OPINION OF SHEPPARD, MULLIN, RICHTER & HAMPTON LLP

June 13, 2013

Diodes Incorporated

4949 Hedgcoxe Road, Suite 200

Plano, TX 75024

 

  Re: Registration Statement on Form S-8

Ladies and Gentlemen:

We have acted as special counsel to Diodes Incorporated, a Delaware corporation (the “Company”), in connection with the filing of a Registration Statement on Form S-8 (the “Registration Statement”) under the Securities Act of 1933, as amended, with respect to 5,000,000 additional shares of the Company’s common stock, $0.66 2/3 par value per share (the “Additional Shares”), reserved for issuance pursuant to the Company’s 2001 Omnibus Equity Incentive Plan as amended as of May 28, 2009 (the “Amended Plan”). This opinion is being furnished in accordance with the requirements of Item 8 of Form S-8 and Item 601(b)(5)(i) of Regulation S-K.

We have reviewed the Company’s charter documents and the records of the corporate proceedings taken by the Company with respect to the establishment and subsequent amendment of the Amended Plan. With respect to the foregoing documents, we have assumed the genuineness of all signatures, the authenticity of all documents submitted to us as originals and the conformity to originals of all documents submitted to us as certified or reproduced copies. We also have relied upon certificates of officers of the Company and government officials as to certain factual matters in connection with this opinion and, insofar as this opinion is based on such matters of fact, we have relied on such certificates without independent investigation.

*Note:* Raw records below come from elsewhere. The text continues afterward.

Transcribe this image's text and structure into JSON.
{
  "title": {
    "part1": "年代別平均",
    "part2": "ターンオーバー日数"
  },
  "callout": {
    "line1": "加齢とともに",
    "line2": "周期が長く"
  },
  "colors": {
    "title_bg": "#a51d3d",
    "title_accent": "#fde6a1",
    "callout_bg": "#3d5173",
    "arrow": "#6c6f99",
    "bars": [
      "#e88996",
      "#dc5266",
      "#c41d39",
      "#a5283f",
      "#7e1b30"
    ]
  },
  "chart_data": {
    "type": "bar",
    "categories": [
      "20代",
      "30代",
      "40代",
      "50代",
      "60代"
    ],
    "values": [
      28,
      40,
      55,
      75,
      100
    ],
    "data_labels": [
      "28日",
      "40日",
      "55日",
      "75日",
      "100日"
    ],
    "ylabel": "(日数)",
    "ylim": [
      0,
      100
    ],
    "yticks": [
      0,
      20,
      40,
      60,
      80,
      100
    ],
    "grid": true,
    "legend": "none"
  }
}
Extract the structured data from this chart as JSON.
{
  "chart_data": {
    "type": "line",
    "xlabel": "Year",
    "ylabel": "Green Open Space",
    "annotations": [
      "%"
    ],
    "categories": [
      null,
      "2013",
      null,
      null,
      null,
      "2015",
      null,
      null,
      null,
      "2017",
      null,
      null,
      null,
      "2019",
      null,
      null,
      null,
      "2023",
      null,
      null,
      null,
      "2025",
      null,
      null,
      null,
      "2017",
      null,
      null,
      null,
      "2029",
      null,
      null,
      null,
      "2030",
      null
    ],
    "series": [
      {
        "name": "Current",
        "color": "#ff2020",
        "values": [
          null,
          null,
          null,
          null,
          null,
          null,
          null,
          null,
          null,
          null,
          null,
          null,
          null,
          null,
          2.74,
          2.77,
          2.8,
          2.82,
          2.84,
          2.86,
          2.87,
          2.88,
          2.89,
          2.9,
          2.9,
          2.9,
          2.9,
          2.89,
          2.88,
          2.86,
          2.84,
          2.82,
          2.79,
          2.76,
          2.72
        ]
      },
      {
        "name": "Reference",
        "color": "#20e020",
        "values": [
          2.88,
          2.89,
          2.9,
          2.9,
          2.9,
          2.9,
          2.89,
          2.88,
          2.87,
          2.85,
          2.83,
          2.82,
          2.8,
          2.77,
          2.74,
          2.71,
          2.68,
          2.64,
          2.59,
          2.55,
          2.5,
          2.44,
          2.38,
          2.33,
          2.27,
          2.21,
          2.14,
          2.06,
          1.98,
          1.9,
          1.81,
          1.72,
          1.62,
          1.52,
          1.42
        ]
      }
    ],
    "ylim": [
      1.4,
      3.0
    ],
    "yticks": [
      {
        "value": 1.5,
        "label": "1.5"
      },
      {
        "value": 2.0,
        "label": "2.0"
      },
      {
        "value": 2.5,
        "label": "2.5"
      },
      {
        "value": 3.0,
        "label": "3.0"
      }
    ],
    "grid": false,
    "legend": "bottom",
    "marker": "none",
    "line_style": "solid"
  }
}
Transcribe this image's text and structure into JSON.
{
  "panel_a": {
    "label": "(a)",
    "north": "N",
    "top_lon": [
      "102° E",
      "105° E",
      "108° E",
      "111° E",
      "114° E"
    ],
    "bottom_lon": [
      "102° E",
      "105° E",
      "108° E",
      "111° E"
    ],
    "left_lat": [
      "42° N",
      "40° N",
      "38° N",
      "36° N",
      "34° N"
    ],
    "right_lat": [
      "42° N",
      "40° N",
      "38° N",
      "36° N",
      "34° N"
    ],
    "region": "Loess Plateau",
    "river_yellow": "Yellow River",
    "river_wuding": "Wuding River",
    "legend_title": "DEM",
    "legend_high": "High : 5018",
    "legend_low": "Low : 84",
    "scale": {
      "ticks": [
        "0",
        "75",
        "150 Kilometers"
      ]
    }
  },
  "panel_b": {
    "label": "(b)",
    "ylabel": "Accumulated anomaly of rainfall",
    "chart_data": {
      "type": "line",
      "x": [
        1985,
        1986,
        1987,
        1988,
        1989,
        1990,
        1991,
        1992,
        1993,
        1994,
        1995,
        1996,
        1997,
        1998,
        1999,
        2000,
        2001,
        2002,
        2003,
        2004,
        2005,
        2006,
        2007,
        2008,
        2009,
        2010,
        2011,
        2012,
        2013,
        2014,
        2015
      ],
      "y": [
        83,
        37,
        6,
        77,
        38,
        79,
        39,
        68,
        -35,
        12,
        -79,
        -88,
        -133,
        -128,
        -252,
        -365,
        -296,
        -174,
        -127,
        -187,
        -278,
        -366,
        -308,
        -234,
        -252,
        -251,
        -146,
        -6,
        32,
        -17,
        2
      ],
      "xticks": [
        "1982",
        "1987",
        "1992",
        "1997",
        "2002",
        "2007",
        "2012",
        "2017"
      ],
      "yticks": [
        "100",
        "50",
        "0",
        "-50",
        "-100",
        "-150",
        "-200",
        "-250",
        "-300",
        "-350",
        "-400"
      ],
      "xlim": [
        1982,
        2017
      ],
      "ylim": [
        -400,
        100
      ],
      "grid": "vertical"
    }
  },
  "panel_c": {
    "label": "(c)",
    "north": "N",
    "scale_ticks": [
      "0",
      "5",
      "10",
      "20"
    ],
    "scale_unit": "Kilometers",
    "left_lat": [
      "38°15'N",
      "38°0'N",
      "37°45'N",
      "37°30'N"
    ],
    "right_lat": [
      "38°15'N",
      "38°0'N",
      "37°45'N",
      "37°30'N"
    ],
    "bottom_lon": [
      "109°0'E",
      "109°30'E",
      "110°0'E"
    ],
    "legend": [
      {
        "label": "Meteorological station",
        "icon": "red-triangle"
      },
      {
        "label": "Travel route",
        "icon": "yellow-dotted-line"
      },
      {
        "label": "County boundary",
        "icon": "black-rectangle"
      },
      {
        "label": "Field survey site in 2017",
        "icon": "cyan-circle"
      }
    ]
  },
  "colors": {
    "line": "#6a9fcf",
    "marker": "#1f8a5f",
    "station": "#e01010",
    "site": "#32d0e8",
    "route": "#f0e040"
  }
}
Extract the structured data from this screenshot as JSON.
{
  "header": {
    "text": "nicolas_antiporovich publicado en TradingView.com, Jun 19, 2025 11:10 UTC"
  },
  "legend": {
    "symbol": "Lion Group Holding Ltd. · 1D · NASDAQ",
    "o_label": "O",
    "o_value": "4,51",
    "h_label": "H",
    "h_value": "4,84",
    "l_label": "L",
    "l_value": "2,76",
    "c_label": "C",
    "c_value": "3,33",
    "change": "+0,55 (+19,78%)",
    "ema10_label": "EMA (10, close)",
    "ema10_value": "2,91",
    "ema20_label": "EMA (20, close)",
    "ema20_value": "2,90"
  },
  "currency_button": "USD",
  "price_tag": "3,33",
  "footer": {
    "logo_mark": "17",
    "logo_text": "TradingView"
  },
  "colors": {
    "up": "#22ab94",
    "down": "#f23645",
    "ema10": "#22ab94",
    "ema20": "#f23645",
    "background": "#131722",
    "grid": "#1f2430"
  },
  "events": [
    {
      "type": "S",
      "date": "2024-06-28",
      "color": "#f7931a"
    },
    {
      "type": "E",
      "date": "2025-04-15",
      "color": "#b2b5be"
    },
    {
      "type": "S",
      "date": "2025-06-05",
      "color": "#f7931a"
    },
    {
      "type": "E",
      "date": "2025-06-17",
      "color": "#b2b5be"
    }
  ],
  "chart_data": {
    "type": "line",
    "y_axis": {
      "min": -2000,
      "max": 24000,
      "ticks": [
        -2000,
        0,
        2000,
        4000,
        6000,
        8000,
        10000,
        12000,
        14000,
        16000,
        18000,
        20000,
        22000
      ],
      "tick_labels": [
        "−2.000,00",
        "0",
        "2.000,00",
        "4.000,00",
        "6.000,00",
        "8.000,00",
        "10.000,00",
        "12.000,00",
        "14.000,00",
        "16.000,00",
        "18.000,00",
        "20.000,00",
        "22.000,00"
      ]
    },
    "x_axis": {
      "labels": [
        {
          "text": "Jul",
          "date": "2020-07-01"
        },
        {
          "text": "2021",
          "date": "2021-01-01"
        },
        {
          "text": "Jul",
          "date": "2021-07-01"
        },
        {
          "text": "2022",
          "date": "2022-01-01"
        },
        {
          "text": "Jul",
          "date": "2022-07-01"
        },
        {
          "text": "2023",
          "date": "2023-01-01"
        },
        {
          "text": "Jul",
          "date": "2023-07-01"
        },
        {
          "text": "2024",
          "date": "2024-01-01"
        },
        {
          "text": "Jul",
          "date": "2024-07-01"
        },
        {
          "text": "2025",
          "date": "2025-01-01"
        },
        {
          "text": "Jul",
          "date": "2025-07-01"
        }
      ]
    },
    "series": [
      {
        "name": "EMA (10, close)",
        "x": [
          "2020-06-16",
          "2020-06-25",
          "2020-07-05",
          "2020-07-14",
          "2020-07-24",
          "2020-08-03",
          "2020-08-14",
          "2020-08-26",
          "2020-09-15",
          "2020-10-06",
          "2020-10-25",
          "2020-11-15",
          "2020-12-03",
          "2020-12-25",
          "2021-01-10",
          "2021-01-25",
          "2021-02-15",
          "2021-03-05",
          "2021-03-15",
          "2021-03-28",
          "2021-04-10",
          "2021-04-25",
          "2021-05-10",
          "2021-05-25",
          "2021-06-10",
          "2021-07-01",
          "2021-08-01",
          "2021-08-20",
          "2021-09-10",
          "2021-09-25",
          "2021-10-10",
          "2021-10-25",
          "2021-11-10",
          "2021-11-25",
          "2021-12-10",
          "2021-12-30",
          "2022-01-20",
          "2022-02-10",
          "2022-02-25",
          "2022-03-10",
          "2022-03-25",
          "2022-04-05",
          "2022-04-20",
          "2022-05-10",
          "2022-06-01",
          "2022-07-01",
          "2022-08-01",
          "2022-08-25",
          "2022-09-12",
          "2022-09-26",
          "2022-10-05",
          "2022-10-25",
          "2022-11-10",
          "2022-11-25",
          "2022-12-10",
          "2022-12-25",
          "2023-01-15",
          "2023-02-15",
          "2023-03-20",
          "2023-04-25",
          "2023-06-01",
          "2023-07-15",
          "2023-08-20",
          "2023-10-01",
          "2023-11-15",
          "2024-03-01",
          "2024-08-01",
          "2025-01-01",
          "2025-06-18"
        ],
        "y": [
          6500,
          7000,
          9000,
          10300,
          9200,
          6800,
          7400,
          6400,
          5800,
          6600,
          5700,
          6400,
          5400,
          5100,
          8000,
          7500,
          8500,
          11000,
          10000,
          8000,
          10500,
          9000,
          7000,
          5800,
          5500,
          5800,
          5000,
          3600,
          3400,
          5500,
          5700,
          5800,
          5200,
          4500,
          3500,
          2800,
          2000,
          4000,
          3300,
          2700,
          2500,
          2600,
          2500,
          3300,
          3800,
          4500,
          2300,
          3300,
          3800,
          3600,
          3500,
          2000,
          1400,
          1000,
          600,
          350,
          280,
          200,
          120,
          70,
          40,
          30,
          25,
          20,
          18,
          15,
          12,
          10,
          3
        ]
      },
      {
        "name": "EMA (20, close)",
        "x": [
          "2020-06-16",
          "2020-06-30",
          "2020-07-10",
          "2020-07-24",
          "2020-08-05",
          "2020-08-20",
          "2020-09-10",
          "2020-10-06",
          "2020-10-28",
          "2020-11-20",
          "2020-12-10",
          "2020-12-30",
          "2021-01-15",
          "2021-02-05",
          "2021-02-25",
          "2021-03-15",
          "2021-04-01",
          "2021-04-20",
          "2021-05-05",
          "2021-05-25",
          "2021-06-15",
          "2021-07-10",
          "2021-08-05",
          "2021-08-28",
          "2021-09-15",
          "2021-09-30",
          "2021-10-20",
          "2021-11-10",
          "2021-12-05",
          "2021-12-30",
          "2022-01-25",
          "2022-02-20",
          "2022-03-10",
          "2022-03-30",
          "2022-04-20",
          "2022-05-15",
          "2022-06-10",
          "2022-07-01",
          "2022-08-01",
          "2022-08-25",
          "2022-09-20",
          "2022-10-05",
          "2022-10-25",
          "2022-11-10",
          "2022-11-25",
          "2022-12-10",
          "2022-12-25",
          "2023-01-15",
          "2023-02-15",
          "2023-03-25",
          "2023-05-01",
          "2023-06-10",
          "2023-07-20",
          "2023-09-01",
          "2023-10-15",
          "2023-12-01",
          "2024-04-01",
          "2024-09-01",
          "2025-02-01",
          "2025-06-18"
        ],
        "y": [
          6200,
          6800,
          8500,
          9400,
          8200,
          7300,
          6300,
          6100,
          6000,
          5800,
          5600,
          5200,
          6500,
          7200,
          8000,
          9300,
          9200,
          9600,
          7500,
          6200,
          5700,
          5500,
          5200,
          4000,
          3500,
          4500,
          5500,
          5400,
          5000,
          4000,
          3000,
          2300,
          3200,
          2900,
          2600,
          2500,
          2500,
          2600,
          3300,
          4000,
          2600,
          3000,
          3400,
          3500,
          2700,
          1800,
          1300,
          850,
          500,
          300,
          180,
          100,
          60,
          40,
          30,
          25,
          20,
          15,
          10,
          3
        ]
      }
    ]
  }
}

Based upon and subject to the foregoing, and the qualifications and limitations set forth below, it is our opinion that, if, as and when the Additional Shares are issued and sold (and proper and sufficient consideration therefor received and appropriate stock certificates therefor properly executed and delivered or, in the case of uncertificated shares, an appropriate notation made by the transfer agent in the Company’s stock transfer books and records) pursuant to the provisions of the Amended Plan and the relevant award agreements duly authorized in accordance with the Amended Plan, such Additional Shares will be validly issued, fully paid and non-assessable.

We express no opinion as to matters governed by any laws other than the Delaware General Corporation Law, the applicable provisions of the Delaware Constitution and reported decisions of the Delaware courts interpreting these laws.

This opinion letter is rendered as of the date first written above, and we disclaim any obligation to advise you of facts, circumstances, events or developments which hereafter may be brought to our attention and which may alter, affect or modify the opinion expressed herein. Our opinion is expressly limited to the matters set forth above, and we render no opinion, whether by implication or otherwise, as to any other matters relating to the Company, the Amended Plan, or the Additional Shares issuable under the Amended Plan.

We consent to the filing of this opinion letter as Exhibit 5.1 to the Registration Statement. In giving such consent, we do not hereby admit that we are in the category of persons whose consent is required under Section 7 of the Securities Act or the rules and regulations of the Commission.